One reason Hetty chose to live in Hoboken rather than New York was to save money. Were Hetty a permanent New York resident, she’d have to pay $30,000 in taxes. Instead, she chose to move between Brooklyn and Hoboken to avoid the expense, always traveling under an assumed name. Her preferred alias was “Dewey,” in honor of her dog named Dewey — a Skye terrier.
Hetty lived in Hoboken for $19 a month on the second floor of the “Yellow Flats” at 1203 Washington Street, but the door bore the nameplate: C. Dewey.
When Hetty received a $2 tax bill for her dog’s license, she chose to flee Hoboken, vowing never to pay. In the end, her daughter settled the $2 dog licensing fee.
Hetty also owned property in Bergen County — on Tenafly Road in Englewood. While living in a squalid shack, she sold morning newspapers for a penny less — after she’d read them.
Taxes, Social Justice, + Income Inequality
While so much of Hetty’s story appears whimsically comedic today, one criticism still reads like something from The New York Times.
Three-time presidential candidate William Jennings Bryan chastised Hetty by objecting, “Mrs. Green owned $60 million in property and has an income of $3 million.
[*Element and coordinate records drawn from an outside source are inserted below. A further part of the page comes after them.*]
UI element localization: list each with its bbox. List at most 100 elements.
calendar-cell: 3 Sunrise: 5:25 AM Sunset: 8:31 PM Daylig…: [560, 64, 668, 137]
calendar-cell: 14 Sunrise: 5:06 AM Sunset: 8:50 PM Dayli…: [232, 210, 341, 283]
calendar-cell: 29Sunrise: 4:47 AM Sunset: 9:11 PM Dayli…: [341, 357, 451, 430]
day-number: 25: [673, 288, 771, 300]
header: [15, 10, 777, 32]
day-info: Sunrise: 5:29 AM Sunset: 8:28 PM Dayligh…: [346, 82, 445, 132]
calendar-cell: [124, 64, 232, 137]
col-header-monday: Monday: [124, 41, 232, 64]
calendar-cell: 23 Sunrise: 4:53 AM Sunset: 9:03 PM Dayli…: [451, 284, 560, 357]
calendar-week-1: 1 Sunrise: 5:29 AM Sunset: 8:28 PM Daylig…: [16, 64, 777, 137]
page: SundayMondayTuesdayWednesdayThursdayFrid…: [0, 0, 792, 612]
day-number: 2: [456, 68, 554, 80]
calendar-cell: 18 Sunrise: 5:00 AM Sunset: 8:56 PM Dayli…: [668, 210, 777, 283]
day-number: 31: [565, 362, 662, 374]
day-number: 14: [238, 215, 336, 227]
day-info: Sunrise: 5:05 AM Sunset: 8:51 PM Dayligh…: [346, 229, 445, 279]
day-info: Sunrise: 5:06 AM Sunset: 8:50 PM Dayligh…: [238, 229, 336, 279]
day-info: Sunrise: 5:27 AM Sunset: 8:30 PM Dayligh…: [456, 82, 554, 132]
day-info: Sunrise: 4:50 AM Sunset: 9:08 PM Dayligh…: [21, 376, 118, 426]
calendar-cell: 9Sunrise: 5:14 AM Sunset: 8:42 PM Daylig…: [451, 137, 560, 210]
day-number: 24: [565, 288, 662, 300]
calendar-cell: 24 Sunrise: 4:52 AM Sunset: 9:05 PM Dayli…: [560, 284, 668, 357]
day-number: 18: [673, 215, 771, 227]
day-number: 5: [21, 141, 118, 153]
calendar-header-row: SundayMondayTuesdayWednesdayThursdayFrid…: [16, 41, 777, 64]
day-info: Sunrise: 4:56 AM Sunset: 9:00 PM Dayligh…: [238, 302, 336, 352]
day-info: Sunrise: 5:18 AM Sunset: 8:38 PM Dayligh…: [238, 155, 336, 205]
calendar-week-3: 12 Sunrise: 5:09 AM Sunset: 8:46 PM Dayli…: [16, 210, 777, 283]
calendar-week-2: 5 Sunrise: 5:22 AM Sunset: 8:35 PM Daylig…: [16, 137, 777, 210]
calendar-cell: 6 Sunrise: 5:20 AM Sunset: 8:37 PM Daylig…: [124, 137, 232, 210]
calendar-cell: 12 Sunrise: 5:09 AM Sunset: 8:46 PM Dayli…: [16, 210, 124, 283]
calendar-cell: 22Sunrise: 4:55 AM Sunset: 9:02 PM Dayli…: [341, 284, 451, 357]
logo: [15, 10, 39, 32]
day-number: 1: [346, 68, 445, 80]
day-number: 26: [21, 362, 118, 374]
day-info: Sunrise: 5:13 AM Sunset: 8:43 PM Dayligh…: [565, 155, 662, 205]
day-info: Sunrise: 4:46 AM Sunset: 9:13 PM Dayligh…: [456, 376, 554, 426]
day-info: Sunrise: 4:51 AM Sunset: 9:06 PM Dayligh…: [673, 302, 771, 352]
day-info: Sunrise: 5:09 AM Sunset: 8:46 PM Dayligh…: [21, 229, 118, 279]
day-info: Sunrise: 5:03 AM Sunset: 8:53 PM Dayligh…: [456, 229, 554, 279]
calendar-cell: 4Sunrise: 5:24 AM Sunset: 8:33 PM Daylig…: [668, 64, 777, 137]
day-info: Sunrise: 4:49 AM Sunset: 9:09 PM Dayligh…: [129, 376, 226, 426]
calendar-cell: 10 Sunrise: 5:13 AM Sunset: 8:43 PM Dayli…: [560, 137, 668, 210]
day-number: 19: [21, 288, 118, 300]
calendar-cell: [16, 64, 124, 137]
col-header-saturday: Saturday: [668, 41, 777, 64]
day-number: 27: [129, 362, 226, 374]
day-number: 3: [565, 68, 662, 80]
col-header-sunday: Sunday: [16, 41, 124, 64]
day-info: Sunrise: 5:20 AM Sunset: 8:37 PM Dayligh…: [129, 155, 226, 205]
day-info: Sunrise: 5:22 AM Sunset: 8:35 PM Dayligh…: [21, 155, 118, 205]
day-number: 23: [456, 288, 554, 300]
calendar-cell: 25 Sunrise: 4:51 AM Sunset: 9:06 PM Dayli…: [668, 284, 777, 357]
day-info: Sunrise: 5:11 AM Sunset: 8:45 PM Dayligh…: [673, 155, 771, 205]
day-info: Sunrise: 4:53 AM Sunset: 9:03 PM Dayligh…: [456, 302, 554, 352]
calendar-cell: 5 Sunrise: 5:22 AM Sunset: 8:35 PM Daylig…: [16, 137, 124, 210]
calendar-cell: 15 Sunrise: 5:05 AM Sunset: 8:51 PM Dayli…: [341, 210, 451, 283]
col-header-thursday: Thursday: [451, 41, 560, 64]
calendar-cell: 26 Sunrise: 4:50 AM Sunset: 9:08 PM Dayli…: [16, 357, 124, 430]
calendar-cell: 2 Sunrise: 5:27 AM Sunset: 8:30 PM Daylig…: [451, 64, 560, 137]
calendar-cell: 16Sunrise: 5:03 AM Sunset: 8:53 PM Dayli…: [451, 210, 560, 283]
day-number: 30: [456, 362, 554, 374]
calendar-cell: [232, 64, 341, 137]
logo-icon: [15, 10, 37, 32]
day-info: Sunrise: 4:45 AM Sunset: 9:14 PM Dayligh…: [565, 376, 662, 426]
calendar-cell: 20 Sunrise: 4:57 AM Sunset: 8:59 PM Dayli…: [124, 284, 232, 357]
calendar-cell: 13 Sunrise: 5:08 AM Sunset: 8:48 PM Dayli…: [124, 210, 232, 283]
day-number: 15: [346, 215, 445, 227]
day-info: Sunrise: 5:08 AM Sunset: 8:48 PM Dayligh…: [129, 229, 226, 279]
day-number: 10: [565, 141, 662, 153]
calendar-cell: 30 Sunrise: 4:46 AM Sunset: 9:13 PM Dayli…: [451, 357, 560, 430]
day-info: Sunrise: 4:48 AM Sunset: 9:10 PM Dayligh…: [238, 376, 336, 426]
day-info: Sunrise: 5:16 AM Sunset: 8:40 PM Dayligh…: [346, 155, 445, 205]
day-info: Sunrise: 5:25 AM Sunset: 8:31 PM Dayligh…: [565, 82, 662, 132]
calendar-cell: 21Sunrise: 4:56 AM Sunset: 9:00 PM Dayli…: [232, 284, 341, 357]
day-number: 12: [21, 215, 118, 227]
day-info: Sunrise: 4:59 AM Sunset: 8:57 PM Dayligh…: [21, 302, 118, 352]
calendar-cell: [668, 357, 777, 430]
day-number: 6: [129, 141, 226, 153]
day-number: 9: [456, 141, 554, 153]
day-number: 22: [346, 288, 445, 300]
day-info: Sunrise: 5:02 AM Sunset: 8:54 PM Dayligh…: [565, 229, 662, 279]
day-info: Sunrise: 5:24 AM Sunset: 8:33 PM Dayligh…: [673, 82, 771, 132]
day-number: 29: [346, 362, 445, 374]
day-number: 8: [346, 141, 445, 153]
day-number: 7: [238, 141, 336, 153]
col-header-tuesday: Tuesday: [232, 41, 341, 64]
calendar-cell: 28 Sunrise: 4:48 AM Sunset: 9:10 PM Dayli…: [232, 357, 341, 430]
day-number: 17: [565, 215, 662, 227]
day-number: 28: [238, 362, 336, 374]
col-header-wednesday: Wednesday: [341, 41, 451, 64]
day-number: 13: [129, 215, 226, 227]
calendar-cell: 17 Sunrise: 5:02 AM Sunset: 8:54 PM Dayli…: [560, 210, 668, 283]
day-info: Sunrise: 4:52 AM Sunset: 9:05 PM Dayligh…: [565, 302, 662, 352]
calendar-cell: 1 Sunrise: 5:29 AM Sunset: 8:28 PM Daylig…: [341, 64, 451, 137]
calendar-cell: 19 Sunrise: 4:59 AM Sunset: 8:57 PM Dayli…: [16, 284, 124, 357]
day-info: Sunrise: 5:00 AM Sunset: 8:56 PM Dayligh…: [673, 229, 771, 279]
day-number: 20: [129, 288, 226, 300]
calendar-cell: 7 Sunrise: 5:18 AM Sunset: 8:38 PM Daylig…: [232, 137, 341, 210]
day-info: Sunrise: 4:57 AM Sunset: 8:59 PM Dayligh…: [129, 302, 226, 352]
But by living in a boarding house and spending only a few hundred dollars a year, she paid less in federal taxes than a workingman who got $500 a year to spend on his family.”
Death + Taxes
At the time of Hetty’s death in 1916, her $4 billion net worth ($108 billion today) would dwarf the current richest woman alive — Francoise Bettencourt Meyers (of France) at a mere $74 billion. Both New York and New Jersey vied for shares of her estate under the inheritance-tax laws. But, as the Week-End Magazine put it: “[New York and New Jersey] made prolonged, expensive efforts. But Hetty, posthumously, won out. Hetty Green couldn’t escape Death — but she did manage to escape taxes.”
Final Advice for Women
“A girl should be brought up as to be able to make her own living…”
“Whether rich or poor, a young woman should know how a bank account works, understand the composition of mortgages and bonds, and know the value of interest and how it accumulates.”